Chemotherapy is the use of powerful anti-cancer drugs that kill cancer cells by interfering with their ability to reproduce. These drugs are used to shrink the tumor and help stop the spread of the disease.
Chemotherapy for esophageal cancer may be used before or instead of surgery. Chemotherapy drugs commonly used for esophageal cancer include cisplatin and 5-fluorouracil (5-FU). Other chemotherapy drugs, such as paclitaxel (Taxol), carboplatin and CPT-11 (Irinotecan), are being investigated in clinical trials. Typically, chemotherapy is given over a period of three to six months.
Radiation therapy uses high-energy rays aimed at the tumor site to kill or shrink cancer cells. Radiation therapy, when used in combination with chemotherapy, is more effective in helping shrink esophageal cancer tumors than radiation therapy on its own.
Radiation therapy may consist of treatment with an external beam of radiation focused on the cancer site, or placement of radioactive seeds, called brachytherapy, near the tumor. The seeds deliver higher doses of radiation because the radiation is not first passing through normal tissue.
Palliative therapy is intended to relieve symptoms rather than treat the disease. Patients who receive palliative treatment have cancer that is too far advanced to be treated surgically, including cancer that has spread to distant organs or lymph nodes, or have cancer that has recurred and is inoperable.
Palliative care treatments include:
- Photodynamic Therapy
- Radiation Therapy
- Laser Therapy
Even with palliative measures, many patients experience pain because an esophageal tumor can press on nerves. Your doctor will talk to you in more detail about how to control any pain you may be experiencing.

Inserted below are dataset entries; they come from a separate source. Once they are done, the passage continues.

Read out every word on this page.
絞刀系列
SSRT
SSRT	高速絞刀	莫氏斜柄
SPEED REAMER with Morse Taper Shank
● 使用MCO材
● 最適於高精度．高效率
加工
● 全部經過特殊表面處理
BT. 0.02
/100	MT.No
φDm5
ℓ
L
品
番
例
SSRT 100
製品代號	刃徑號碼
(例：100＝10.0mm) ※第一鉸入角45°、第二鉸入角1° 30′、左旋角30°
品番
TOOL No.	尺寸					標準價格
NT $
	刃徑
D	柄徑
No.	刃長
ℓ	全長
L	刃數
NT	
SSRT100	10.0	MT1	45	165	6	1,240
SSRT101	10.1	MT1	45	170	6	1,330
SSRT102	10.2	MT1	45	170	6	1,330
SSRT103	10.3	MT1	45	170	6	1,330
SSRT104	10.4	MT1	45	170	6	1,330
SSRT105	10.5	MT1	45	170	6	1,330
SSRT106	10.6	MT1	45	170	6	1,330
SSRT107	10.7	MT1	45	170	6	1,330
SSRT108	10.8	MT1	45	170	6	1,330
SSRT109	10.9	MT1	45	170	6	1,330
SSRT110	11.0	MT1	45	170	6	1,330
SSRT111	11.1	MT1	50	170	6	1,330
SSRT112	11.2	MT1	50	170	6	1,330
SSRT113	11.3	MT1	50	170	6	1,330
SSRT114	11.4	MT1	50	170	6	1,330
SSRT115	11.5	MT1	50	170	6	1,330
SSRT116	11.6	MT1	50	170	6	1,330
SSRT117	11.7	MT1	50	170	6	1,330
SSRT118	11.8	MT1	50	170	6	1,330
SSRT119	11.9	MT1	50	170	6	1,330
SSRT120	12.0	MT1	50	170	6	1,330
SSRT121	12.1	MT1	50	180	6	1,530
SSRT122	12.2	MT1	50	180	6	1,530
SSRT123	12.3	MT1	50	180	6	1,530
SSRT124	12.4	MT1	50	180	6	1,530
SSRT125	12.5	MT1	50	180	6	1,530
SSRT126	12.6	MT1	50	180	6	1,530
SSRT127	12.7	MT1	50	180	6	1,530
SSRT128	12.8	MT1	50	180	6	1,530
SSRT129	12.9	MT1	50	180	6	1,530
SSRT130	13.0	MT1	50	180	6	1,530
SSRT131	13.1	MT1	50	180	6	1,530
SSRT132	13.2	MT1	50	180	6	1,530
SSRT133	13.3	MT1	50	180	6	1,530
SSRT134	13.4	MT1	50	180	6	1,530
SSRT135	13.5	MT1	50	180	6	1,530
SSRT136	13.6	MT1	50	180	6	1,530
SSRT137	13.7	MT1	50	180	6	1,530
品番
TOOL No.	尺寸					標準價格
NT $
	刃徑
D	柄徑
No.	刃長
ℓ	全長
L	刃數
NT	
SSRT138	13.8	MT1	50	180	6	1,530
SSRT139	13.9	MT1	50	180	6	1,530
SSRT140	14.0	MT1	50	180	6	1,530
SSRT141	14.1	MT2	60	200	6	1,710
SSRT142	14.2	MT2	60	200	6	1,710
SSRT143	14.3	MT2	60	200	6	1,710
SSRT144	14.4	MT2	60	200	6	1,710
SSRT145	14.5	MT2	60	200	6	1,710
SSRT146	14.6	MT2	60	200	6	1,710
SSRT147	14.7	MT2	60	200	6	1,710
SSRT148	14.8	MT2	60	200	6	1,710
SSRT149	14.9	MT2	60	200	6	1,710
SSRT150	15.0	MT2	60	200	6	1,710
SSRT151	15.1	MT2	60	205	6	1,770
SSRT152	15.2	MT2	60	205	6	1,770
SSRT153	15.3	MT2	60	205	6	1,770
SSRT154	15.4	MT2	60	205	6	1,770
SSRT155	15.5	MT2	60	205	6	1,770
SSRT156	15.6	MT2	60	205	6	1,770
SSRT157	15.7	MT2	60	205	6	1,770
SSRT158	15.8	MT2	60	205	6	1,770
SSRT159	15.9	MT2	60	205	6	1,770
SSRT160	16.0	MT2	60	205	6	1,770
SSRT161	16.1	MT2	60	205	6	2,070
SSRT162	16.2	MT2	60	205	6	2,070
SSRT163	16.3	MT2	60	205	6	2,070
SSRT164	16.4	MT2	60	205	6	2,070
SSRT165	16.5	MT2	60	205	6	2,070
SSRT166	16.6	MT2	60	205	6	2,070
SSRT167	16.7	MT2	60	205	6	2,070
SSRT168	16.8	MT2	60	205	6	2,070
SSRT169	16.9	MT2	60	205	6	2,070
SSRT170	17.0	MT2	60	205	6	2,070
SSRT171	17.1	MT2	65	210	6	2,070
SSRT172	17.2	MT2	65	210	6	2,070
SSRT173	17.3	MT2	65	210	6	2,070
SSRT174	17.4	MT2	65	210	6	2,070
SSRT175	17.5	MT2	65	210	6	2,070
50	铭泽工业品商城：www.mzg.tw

We also understand how esophageal cancer impacts our patients' quality of life, and we are committed to helping them lead productive lives beyond their treatment. We offer extensive nutritional counseling both before and after surgery and we continually monitor our patients following surgery in an ongoing quality-of-life study.
This study, begun more than a decade ago, found that patients treated at Virginia Mason show improvements in quality of life within the first year of surgery and that 82 percent who were employed full time prior to surgery returned to their presurgical work levels.